In the end that is what is seems to come down to. Is Wenger, as I believe, not just a genius manager, but one who is able to adapt to changing circumstances BEFORE they happen, or is he exactly the opposite: a man so transfixed with his own vision that he can’t change.
The negative case is the easier one to pitch: Arsenal had year after year ending up either first or second in the EPL – plus a selection of cup wins. Players could come and go, and yet the succcess rolled on. Wenger could kick out Ian Wright without even letting him touch the ball in a cup final, and yet still find better and better players. Anelka goes, in comes Henry – the never ending chain. Then, suddenly he lost it, and now we probably won’t get into Europe next season.
The positive case is more subtle – and thus harder to pitch. Wenger’s most staggering invention (world-wide scouting) was copied widely, while billionaire owners came along able to by-pass the hard work because there were willing to spend anything on anyone, just to try and put a winning team together.
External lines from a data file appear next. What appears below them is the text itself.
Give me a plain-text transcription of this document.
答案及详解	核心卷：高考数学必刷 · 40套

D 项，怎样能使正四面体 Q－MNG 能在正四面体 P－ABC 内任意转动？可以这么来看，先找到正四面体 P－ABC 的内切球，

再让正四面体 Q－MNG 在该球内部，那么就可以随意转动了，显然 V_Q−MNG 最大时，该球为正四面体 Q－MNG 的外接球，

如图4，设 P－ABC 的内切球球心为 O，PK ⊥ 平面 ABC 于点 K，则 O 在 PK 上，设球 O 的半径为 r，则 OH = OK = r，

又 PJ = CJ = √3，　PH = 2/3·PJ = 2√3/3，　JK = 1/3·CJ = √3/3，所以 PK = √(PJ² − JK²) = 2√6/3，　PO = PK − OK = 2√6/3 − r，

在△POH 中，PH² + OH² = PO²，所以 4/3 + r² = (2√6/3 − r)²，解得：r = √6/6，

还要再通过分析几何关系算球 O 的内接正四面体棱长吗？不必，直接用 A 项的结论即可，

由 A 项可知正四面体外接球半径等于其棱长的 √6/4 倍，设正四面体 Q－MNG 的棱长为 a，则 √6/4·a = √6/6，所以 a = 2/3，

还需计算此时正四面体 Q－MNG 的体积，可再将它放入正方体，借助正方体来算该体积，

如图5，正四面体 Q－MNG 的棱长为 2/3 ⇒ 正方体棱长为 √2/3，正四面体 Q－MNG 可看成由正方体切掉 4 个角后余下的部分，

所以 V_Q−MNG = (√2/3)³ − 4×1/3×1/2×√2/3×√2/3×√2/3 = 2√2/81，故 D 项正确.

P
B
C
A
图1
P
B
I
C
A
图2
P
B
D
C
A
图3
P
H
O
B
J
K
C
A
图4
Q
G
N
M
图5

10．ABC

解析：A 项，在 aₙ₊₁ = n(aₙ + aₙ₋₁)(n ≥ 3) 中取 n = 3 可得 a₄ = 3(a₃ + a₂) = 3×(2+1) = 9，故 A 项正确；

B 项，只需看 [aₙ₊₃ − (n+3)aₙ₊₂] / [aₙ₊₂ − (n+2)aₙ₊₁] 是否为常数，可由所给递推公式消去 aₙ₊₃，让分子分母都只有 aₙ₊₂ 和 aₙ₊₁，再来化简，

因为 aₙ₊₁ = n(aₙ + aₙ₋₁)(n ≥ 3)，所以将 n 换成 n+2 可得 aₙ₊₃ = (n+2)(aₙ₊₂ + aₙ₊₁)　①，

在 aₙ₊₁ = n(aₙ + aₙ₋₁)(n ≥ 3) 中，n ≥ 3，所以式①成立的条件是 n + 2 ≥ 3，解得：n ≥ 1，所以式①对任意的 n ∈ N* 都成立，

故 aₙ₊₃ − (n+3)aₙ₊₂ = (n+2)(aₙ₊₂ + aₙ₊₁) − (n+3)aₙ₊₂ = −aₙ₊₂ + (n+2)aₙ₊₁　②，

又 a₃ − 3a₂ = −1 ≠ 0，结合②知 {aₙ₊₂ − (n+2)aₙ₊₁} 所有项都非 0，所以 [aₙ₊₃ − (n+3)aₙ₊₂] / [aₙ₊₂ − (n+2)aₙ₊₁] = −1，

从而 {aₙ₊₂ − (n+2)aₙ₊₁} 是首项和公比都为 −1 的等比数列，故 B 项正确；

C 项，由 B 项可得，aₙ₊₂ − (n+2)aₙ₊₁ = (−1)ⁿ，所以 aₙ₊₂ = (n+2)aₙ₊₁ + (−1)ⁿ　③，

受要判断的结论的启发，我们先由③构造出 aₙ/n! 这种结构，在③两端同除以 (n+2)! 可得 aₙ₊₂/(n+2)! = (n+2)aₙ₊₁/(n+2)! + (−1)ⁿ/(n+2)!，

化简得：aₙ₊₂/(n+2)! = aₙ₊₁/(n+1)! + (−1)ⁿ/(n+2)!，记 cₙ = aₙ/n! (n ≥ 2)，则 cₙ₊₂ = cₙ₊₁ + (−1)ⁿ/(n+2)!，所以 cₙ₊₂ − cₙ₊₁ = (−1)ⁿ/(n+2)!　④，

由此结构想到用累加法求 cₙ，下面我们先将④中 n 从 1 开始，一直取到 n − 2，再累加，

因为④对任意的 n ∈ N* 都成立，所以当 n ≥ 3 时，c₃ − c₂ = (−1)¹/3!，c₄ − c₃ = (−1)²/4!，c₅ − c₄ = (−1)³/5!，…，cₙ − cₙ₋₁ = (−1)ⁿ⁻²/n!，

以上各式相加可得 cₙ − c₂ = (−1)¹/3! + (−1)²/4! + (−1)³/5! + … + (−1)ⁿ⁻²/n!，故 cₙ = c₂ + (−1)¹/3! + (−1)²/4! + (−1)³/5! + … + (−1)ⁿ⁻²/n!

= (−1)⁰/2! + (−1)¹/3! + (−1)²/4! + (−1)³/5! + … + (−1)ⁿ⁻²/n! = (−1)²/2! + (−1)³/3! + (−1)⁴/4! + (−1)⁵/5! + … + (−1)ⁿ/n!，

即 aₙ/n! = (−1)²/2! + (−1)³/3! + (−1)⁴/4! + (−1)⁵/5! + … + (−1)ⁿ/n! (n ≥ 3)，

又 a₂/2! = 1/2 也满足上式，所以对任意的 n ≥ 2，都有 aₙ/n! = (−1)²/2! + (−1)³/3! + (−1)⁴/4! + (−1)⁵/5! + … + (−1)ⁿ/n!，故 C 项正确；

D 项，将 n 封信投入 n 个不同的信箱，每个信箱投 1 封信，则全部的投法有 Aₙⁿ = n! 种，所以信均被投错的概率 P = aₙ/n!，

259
After months of hard work Arsenal could discover player X, only to find someone else coming in at the last minute with an insane bid.
Against such tactics Arsenal could not compete. Yes the brilliant players still came through, but they were harder to find, and had to be purloined at a younger and younger age. Even then, the late night prowlers from the KGB in Fulham, and more recently Sheik Yermoney’s men in Manchester, could always outbid anything Arsenal did.
To counteract this Wenger came up with a new twist – building a youth team that incorporated the best players in the world at their age, signed in a way that other clubs couldn’t match. By giving these players an early chance in the team (he argued) he would then become known as the manager who gives youth its chance – making the players more likely to come to Arsenal than go anywhere else.
The benefit of course is that we can attract these wonderful young players (Theo, Ramsey, to name but two). The downside is that they are still young, and so can make errors.
But there is an upside which most followers of the negative approach don’t recognise. It is this: young players are generally much better at changing their style and approach than older players. Take someone like Cesc – playing alongside a Gilberto or Denilson he plays in one way. Playing alongside Flamini, he does it differently.
Because fans generally like players who push forward and shoot, the Cesc next to Flamini is considered “good” while the most defensive Cesc next to Denilson is considered “negative” or “a restriction on his talent”. “He’s forced to play further back,” is the common complaint, forgetting that Denilson on the other hand is playing more forward than Flamini.
But to me the argument in the end is about sustainability. The billionaire model (KGB Fulham, Sheik Yermoney Manchester, Aston “hold your head if you go down” Villa, West Iceland United), just like the “buy the club with its own money” approach that has been used at Manchester B and Liverpool I, cannot and will not be sustained. One instance: we still don’t know how Liverpool are going to refinance – and they have to do it this month, or the banks take over. West Ham are desparately looking for money and can’t find it anywhere.
Arsenal have none of these problems and yet many supporters refuse to believe that the likes of Manchester and Liverpool could fall apart. Perhaps it is just us old farts who believe it, because we saw Manchester Bankrupt and the tiny totts in the second division, and can remember Liverpool and KGB Fulham as nothingness clubs.
The uniqueness of Arsenal is that it keeps reforming itself and coming back for more. My father went to Highbury and watched one of the greatest teams in the world in the 1930s. I have done the same since Wenger arrived.
Sustainability – which means at the moment the youth policy and waiting for success – means that Arsenal will be around, at the top, for the rest of my life. I doubt that this will be true of Manchester United, Manchester City, Liverpool, West Ham United, Chelsea or Aston Villa.